Using Genetic Information to Evaluate and Ultimately Take Action to Preserve the Himalayan Snowcock (Tetaogallus himalayensis)
The human race has had to face many harsh realities recently such as climate change and animal extinction due to our ignorance of the delicate systems working together to create our biosphere. Scientists are using recent genetic technology to gain a better understanding of our biosphere so we can nurture and take action to repair it. Researchers of Nanchang University in China investigated the relationship between the degree of genetic variation in the Himalayan Snowcock (Tetaogallus himalayensis) and the environment. The environment has differing effects of genetic diversity depending on the species, with little similarity between different bird species concerning these differences (Ruan et al, 2012).
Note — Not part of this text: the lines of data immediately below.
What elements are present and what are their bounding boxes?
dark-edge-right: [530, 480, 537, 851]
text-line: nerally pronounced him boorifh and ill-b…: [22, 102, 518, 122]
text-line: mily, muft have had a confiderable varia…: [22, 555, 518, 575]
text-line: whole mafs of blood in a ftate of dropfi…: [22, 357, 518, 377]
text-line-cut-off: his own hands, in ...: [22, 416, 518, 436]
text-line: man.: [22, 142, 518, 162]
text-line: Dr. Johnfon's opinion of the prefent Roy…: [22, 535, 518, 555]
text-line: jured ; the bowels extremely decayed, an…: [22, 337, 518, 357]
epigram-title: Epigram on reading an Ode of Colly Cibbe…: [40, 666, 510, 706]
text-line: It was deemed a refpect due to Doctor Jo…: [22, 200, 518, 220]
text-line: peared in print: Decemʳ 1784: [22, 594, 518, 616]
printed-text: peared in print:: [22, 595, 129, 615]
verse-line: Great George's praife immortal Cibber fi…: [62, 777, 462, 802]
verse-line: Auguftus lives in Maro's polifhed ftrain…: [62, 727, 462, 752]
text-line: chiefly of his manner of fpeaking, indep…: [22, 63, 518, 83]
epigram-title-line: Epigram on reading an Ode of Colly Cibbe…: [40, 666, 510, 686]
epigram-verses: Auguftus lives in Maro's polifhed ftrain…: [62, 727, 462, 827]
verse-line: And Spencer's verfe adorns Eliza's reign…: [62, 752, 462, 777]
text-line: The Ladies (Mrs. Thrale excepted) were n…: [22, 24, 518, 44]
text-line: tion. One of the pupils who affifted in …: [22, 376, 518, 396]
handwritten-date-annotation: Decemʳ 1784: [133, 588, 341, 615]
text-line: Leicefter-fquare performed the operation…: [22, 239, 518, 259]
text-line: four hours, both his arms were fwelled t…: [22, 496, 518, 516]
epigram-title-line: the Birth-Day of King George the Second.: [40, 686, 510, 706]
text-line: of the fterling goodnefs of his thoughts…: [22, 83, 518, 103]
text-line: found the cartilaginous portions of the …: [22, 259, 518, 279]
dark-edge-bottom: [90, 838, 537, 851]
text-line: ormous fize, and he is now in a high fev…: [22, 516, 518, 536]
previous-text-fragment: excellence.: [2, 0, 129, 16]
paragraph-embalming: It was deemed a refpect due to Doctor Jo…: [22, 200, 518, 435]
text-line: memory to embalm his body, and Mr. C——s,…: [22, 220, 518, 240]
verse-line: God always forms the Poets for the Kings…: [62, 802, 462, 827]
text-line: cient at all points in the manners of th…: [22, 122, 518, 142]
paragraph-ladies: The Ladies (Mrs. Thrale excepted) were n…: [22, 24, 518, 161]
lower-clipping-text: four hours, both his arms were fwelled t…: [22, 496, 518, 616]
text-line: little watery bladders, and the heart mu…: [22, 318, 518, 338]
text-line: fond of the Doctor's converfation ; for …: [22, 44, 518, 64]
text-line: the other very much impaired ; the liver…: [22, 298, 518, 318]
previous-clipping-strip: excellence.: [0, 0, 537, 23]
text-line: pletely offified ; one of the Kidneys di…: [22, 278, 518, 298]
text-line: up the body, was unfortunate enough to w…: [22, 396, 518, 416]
The Snowcock (Tetaogallus himalayensis) is a sedentary ground bird which resides in the Himalayas. They prefer to escape the warmer weather in summer into the high mountains. During the winter, however, they inhabit the lower foothills of the mountains including fluvial rocky hills, alpine meadows, hilly pastures and barren shrubby grassland (Cheng 1978) where it is warmer. Ultimately they prefer cool weather and minimal physical activity (Ruan et al, 2012). http://www.kolkatabirds.com/himalayansnowcock8dm.jpg
For a population to survive, the genetic diversity needs be able to survive natural selection regarding changes in the environment. This diversity is quantitatively obvious to scientists through Single Nucleotide Morphism (SNPs) which occur in the in the DNA sequence in the form of varying nucleotide sequence lengths and sites as well as pairwise differences. Singularly or collectively these SNPs may results in an expressed difference known as a polymorph. This may include changes in colours, resistances, etc in a particular unit or offspring. These polymorphic sites are grouped by their effective change and are called haplotypes (Reece et al, 2012). Many haplotypes are desirable to increase the strength and resistance of a population to changes in the environment. This is considerably important since the environment is changing due to the human’s effects; so diversity in the genome of the Snowcock (Tetaogallus himalayensis) is essential to its survival.
Biologists tried to determine the best environment to encourage genetic diversity in the Snowcock (Tetaogallus himalayensis). Since the degree of how much variability relies on the environment varies among bird species (Raun et al, 2012) it can’t be prescribed and each species must be researched individually. Upon testing groups of the same species which resided in different areas of the same region, they soon discovered the degree of genetic diversity was strongly related to how many hours of sunlight habitat was exposed to. The more sunlight there was the number of unique haplotypes was less which means less variability in the population. In these places the population is at an increased risk of extinction. Their explanation referred to another study which suggested that sunshine duration and intensity could affect sex gland development. The researches recommended a shorter annual sunshine duration and more sunshine duration variation to improve genetic diversity.
Our understanding of the environment inclusive of its fauna is essential to the survival of humans and the health of our planet. Through carrying out this research scientists are adding to the pool of collective knowledge which can be understood and adapted by another for another application.


Bibliography


Reece, J., Meyers, N., Urry , L., Cain, M., Wasserman, S., Jackson, R., et al. (2012). Campbell Biology (9 ed.). Melbourne: Pearson.
Ruan, L., Luo, H., Zhang, L., & Wen, L. (2012). Ecological Genetics of Himalayan Snowcock (Tetaogallus himalayensis). Berlin: SpringerLink.